The design sprint descriptive terminology for this step is to determine the who’s, the requirements and the consequences of your choices. As you’ve chosen your top 5 to 10 notes, you will need to research how you can and will want to achieve your goals through the actions that you have listed.
This will include figuring out what you will need to do, who you will need to aid and/or support you, what you will need to achieve it all and by when. This will require a fair amount of self-reflection and if you can, discuss your thoughts with friends, family, significant others, partners, co-workers, etc… As they will be able to give you insights on your blind spots. Even if it feels uncomfortable, I do recommend doing this, as the insights will always help you shape your perspectives in ways you wouldn’t expect.
The purpose of these exercises is to place or write down all the thoughts and methods that relate to what you have done so far and wish to do. For example, if one of the sub-objectives to changing your career was figuring out how best to leverage your network, then you need to audit your network. Whatever system you are using, LinkedIn or Xing, you will want to research each person and find who is relevant to you for the change you have chosen to pursue. From there you can determine the requirements of who is more pertinent than others and what actions you will need to take to approach them and what the outcomes will likely be from that. And how to prepare for it. A useful piece could be on how to gamify networking.
The actual execution of all of this planning will truly happen with the next step though.

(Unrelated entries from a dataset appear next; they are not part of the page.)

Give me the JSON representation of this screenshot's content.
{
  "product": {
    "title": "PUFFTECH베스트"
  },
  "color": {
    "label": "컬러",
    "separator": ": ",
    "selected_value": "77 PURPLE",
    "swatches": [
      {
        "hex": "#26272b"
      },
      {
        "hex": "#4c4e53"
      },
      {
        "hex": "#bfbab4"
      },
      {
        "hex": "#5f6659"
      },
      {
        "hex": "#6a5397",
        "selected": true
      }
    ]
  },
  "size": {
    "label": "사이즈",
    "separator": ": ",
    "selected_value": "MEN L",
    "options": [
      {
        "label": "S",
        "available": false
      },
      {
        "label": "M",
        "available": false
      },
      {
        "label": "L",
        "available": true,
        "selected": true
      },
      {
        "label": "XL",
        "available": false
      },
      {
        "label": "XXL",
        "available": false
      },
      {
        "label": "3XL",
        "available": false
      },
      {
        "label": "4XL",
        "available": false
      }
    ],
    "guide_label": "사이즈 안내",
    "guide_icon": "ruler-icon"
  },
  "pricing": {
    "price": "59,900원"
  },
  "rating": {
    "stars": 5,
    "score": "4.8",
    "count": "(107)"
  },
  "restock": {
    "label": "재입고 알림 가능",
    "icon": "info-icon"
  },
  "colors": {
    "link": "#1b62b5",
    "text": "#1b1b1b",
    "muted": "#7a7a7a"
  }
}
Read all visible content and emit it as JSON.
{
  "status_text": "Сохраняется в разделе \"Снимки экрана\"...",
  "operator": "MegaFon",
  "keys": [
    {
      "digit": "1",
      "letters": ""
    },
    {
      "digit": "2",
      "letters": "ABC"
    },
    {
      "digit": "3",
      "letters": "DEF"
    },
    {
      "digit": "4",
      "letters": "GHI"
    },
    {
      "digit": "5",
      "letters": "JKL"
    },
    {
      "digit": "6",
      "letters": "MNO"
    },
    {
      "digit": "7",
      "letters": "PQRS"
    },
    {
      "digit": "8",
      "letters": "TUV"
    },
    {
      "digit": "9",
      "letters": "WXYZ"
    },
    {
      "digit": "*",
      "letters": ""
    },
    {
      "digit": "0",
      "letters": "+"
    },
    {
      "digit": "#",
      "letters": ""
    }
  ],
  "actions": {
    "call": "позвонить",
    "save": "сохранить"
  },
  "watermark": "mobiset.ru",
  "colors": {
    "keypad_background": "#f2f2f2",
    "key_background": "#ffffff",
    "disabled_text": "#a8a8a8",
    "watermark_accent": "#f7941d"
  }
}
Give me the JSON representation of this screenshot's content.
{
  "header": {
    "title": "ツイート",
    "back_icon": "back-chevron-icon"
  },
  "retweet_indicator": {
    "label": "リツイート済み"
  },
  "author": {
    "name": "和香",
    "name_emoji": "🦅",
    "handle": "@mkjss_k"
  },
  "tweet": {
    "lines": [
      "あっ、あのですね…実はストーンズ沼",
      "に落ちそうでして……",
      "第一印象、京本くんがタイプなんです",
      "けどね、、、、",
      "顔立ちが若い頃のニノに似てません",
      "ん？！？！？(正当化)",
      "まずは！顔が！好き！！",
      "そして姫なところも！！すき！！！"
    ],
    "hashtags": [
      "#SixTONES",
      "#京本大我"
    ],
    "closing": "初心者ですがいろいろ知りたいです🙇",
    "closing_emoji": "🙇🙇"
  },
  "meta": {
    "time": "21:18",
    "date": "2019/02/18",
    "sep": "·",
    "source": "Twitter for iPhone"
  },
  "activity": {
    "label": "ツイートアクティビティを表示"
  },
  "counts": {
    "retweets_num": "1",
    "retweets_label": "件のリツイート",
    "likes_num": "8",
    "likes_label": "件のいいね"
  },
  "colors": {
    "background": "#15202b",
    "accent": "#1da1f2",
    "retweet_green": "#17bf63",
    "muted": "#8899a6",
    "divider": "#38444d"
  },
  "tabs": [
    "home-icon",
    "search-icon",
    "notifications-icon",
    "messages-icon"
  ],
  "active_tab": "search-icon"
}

The problem-solving step is where you will create and decide on the method, or ‘design’ that will help you solve the problem of your main objective; wanting to change careers.
As this is the meat of the entire process, you will now be using everything you’ve defined in steps 1 through 3 to develop your plan, roadmap, strategy, etc… for achieving your main objective. And as obvious as it may sound, do this by actually writing it down and in full. If you are a visual person and artistically inclined then start sketching out a rough roadmap. Draw and/or write out a very, very basic path of how the actions and incremental goals flow into each other from the work you’ve down in breaking down the primary objective and the brainstorming and research around it all.
The unfortunate reality of this part is that you will need to put in the hard work of figuring out the best method of how your journey will work. What I would suggest is using the Pomodoro technique of working on your plan for 25 minutes and then taking a break and then rinse repeat for four more times. Once you’ve done that, take a much longer break or end for the day depending on your mental stamina. Review what you’ve done so far, does it make sense to you of how you go from here to where you want to go with the research you’ve done? Don’t worry if it doesn’t or it’s not perfect at the moment, just leave it then, come back tomorrow with a fresh and rested mind. Go do something else and let the work you’ve done so far percolate in the back of your head.
Your aim here is only to have a very crude outline of your proposed journey. The refinement of it all will come in step 6 when you start designing it properly.
As this is also a gamification effort, while you are developing your path, you may want to make it more fun and engaging, as those were also some of the criteria for choosing and prioritising the sticky-notes. As you develop your path for your career change, think about what kind of gameplay would work well for you, what mechanics and elements need to be in place to motivate you the most and keep you focused on the prize. If you need some inspiration then our GBLE Toolkit page can help you with this.
This is not necessary for everyone, but if you are skilled in a programming language, UX design, graphic design, Excel, or some other discipline that allows you to make something then, by all means, do use it. If what you can create can aid you in some way to achieve your goals, then you should surely use every opportunity at your disposal.
I will say though that you should be careful when creating something elaborate that for example tracks your progress, what you do not want or need is a tangential project that distracts you and takes you away from achieving what you want. The best scenario is that what you create will allow you to change your career and can be used as a portfolio piece to showcase your skills and abilities.
And if you do create something, keep it very simple, always imagine it as the paper prototype version, it doesn’t need to be flashy or perfect for it to be effective for you.